Attention is all you need
Introduction
RNN, LSTM, GRNN are state of the art approaches in sequence modeling and transduction problem.
Recurrent models computes along the symbol position of the input and output sequences. RNN generates a sequence of hidden state ht, as a funstion of ht-1 and input for position t. Since RNN needs a time to process the previous time step, it takes longer to train. Several methods were developed to have computational improvements. However, the fundamental constaints of sequential computation remains.
Background
To make the sequential computation into a parallel computation, most of the network relates signal through some operation. In case of ConvS2S, the operation linearly grows as distance between two input grows. In case of ByteNet, it grows logarithmically. In the Transformer model, the calculation takes a constant time, although effective resolution is reduced due to averaging attention-weighted positions.
Self-Attention, a.k.a. Intra-attention, is an attention mechanism relating different positions of a single sequence in order to compute a representation of the sequence.
End-to-End memtory network are based on recurrent attention mechanism.
Model Architecture.
Most competitive neural sequence models have an encoder-decoder structure. Thus in this paper, author uses the same encoder-decoder stucture. The transformer use stacked self-attention and pointwise, fully connected layers for both encoder and decoder.
Encoder and Decoder Stacks
Encoder
The encoder is composed of a stack of N=6 identical layers.
Each layer has two sublayer: multi-head attention and position-wise fully connected layer.
Residual connection is applyed after each sublayer.
The dimension of the output and the input is 512.
Decoder
Decoder is composed of a stack of N = 6. Similar to encoder network, we have multi-head attention in the beginning of the decoder. The second layer integrates the output and input: output goes to query, input goes to key and value.
Attention
Attention faction is mapping query and a set of key-value pairs to an output. Output is computed as a weighted sum of values, where the weights assigned to each value is computed by a compatibility function of the query with the corresponding key.
Scaled Dot-Product Attention
The input consist of query(Q), key(K) and value(V).
First compute the dot project of the query with all keys. Scale is done by dividing each by root of dimension of key. Then applying the softmax function to obtiona the weight on the value. The mask is used in the decoder to block the information is needed.
Multi-Head Attention
Instead of performing a single attention function with full dimension, it is beneficial to linearly project the queries, key and values h times with different, learned linear projection.
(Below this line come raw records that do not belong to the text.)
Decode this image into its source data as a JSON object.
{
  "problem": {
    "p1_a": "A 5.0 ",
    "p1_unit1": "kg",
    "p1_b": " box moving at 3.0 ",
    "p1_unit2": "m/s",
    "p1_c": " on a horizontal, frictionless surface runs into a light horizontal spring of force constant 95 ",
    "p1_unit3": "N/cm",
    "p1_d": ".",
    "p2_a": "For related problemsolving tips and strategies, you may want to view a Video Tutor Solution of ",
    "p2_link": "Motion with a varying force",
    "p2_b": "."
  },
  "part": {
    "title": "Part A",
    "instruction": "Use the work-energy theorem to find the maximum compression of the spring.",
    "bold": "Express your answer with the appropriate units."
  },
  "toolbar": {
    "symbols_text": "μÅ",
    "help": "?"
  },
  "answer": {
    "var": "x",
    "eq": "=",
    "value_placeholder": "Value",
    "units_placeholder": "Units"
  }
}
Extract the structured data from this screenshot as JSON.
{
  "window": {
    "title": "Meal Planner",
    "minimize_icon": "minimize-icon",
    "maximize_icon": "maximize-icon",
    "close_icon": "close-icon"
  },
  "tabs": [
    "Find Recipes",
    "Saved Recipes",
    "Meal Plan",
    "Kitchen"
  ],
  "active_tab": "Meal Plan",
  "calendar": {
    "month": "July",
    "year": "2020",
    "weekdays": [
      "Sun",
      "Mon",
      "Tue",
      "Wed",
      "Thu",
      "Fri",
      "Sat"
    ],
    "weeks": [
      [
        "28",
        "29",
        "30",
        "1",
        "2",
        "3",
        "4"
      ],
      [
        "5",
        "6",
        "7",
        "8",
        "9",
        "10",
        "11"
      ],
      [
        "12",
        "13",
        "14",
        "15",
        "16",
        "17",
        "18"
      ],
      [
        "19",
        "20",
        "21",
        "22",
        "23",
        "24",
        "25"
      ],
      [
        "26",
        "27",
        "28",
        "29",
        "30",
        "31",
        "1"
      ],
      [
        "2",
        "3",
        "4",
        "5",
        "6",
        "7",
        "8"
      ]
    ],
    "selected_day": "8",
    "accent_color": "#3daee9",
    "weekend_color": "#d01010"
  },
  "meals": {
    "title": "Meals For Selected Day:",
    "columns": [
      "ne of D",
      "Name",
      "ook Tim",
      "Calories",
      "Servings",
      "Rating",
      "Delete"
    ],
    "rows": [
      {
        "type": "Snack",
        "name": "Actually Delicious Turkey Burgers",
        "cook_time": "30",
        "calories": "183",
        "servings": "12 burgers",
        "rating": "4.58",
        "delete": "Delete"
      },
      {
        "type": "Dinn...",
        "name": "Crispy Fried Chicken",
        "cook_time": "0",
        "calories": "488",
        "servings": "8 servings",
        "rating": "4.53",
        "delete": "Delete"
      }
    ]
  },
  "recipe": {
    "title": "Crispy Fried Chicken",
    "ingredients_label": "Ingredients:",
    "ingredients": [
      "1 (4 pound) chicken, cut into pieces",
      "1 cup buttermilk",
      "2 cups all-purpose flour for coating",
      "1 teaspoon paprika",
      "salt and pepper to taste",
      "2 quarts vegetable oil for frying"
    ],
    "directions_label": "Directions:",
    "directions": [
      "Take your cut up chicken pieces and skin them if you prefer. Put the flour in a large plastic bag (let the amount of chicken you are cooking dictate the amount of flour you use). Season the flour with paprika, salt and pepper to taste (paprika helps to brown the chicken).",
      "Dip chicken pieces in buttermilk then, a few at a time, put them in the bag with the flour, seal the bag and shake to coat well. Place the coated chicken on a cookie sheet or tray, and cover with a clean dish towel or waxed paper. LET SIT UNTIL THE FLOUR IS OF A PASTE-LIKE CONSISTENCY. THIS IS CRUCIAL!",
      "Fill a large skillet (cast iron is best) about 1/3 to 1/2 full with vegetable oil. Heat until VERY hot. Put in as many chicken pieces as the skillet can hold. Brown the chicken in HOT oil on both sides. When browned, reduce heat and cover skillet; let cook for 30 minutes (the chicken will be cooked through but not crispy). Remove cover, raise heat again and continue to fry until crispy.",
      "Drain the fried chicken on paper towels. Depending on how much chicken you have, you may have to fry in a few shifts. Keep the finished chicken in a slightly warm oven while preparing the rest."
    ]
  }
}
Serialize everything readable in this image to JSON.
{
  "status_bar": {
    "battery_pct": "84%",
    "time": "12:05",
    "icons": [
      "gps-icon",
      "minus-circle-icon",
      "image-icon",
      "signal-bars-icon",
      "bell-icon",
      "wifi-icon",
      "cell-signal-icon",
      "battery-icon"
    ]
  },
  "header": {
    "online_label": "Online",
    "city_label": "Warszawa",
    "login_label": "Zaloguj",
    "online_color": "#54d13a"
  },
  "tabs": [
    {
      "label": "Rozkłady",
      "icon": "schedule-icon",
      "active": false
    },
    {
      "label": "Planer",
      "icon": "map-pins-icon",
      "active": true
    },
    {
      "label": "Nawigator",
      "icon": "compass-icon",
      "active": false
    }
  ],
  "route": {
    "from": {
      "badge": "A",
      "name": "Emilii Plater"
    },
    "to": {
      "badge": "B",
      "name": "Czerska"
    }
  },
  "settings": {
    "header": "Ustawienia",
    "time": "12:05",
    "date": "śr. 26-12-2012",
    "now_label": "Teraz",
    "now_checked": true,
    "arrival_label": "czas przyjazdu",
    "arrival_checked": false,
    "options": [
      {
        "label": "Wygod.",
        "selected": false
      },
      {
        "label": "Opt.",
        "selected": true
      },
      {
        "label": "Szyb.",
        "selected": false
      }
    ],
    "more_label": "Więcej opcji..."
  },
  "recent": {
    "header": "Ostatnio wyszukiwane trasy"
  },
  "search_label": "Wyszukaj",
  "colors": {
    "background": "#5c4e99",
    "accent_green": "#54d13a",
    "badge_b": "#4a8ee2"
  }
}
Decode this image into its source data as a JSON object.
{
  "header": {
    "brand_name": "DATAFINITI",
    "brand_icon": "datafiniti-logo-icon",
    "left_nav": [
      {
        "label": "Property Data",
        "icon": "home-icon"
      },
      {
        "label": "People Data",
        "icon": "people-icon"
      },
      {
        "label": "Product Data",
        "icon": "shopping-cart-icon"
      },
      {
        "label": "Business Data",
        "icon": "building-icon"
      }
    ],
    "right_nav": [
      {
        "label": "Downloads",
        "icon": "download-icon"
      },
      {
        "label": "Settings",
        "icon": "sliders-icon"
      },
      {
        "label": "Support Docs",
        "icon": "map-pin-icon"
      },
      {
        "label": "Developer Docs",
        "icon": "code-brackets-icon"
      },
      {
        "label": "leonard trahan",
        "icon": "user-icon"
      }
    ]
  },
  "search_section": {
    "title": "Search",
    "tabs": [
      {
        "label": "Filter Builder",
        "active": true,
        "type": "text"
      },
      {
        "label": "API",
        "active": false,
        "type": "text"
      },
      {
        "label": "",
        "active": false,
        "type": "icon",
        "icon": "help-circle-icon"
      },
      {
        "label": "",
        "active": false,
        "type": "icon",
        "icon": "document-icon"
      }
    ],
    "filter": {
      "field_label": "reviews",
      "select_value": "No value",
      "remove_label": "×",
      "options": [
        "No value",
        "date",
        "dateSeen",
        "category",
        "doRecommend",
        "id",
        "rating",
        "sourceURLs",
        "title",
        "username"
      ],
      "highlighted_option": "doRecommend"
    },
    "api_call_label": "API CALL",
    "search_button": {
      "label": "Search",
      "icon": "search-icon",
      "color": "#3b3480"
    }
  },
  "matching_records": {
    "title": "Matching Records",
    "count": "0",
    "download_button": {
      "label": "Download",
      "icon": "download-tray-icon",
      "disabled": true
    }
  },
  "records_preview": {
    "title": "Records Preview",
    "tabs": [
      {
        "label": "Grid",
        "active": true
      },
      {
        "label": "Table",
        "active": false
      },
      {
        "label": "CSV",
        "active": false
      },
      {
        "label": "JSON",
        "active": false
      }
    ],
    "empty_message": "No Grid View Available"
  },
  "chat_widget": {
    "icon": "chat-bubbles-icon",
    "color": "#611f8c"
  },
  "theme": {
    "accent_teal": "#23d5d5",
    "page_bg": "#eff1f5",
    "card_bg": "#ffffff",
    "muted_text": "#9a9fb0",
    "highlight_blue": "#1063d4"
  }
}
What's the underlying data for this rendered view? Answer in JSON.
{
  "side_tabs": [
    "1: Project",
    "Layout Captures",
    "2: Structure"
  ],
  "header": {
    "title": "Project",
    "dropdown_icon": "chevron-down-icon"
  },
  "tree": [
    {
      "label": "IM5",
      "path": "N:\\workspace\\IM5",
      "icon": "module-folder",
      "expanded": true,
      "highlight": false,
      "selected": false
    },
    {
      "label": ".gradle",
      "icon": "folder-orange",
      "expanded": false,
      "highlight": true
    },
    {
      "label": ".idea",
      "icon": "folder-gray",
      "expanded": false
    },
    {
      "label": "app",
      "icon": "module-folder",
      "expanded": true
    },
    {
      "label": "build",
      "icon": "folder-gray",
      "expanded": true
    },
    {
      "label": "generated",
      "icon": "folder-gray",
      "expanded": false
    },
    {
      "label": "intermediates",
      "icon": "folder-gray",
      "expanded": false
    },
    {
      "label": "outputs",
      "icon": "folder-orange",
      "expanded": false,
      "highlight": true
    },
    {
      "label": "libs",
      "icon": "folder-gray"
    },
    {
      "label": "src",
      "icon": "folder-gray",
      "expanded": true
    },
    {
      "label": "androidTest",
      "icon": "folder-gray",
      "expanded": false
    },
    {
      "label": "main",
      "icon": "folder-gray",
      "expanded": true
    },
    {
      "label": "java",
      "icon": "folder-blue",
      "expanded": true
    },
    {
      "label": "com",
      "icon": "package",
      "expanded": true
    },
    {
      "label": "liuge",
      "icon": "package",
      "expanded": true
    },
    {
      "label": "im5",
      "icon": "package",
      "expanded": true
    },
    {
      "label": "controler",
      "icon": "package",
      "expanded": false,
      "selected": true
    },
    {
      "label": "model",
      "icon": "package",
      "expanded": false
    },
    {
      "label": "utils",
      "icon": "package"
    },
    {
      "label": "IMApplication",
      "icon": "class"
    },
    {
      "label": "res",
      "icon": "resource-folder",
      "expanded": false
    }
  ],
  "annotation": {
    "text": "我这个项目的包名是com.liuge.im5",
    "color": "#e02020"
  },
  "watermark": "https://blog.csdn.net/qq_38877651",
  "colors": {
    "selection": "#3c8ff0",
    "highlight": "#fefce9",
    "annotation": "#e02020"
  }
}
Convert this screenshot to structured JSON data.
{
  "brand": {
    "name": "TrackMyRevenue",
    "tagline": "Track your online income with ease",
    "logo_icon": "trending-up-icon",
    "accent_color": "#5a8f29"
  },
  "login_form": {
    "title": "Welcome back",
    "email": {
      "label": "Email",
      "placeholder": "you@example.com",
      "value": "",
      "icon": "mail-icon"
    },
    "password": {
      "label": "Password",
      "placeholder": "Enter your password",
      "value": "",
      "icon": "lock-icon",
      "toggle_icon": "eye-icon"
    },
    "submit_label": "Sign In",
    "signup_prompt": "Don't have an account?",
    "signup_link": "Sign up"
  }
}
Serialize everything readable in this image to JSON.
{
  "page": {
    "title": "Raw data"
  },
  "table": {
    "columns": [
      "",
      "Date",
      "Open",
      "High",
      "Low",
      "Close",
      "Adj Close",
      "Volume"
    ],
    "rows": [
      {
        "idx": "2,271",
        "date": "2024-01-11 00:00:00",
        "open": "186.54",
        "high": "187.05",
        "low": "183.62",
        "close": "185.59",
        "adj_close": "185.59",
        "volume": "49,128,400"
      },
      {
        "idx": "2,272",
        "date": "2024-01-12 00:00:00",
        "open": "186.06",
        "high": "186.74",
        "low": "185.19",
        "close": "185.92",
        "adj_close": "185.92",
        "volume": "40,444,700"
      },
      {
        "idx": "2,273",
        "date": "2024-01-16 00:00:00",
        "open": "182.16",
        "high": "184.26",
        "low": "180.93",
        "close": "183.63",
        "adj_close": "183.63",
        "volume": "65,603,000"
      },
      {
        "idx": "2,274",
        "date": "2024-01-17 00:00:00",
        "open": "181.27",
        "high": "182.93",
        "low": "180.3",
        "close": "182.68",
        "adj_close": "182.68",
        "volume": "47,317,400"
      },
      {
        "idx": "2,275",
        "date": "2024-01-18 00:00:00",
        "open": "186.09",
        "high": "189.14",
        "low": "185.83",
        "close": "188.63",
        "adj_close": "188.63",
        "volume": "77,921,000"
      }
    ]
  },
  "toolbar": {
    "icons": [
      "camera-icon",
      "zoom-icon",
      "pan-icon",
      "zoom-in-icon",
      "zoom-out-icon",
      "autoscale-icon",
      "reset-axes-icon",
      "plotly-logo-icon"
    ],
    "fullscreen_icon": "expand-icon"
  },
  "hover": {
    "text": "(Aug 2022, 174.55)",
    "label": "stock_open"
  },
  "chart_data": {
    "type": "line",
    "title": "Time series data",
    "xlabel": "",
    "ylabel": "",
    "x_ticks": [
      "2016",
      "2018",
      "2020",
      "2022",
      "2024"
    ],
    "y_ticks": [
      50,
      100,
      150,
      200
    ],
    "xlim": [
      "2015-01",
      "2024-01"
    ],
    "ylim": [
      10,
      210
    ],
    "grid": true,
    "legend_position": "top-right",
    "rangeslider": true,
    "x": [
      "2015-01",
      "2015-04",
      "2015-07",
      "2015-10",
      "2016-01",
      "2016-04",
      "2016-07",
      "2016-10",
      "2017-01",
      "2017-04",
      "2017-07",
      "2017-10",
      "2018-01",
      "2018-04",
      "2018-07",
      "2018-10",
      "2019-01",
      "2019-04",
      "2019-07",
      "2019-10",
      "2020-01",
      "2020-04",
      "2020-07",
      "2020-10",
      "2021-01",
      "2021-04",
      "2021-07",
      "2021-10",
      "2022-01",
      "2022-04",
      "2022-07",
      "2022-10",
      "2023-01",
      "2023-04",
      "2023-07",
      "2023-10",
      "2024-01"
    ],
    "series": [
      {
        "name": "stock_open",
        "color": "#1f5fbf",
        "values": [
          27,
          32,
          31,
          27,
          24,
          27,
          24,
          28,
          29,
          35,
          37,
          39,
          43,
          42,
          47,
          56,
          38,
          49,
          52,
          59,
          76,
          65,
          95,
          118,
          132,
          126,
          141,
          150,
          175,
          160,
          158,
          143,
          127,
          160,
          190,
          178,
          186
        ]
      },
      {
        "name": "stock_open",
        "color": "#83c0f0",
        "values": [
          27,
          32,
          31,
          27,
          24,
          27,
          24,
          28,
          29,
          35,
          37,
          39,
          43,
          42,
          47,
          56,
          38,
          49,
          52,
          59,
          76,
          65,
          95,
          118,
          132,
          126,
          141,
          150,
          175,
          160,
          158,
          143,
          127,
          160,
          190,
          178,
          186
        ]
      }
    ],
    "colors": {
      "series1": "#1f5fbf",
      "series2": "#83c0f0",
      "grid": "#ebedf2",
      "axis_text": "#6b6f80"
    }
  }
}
As shown in the image, after Scaled Dot-Project attention performed in parallel, these are concatenated and projected linearly.
In this work, h=8 and each dimension is d_model / h = 512/8 = 64.
Application of Attention in our Model.
The Transformer uses multi-head attention in three different ways:
- The queries come from the previous decoder layer. The memory keys and values come from the output of the encoder.
- The encoder contains self-attention layers. In a self-attention layer, all of the keys, values, and queries come from the output of the previous layer in the output.
- Self-Attention layer in the decoder allow each position in the decoder to attend to all position in the decoder up to and including that position. To prevent leftward information flow in the decoder, masking is done by setting the value to -inf.
Position-wise Feed-Forward Networks
Each of the layers in encoder and decoder contains a fully connected feed-forward network. They have two linear transformations with ReLU activation in between. Input and output is d=512 and inner layer is 2048.
Embedding and Softmax.
The model use learned embedding to convert the input and ouput to vector of dimension d. Two embedding layers and the pre-softmax linear transformation linear transformation use same weight matrix.
Positional Encoding
Since the input token does not contain any information about position and to use the order of the sequence, they use positional encoding.
Why self-Attention
There is three desiderata that motivated to use self-attention.
- Total computational complexity per layer
- Amount of computation that can be parallelized, measured by the minimum number of sequential operation required
- The path length between long-range dependencies in the network, measured by maximum path length between two input and output positions.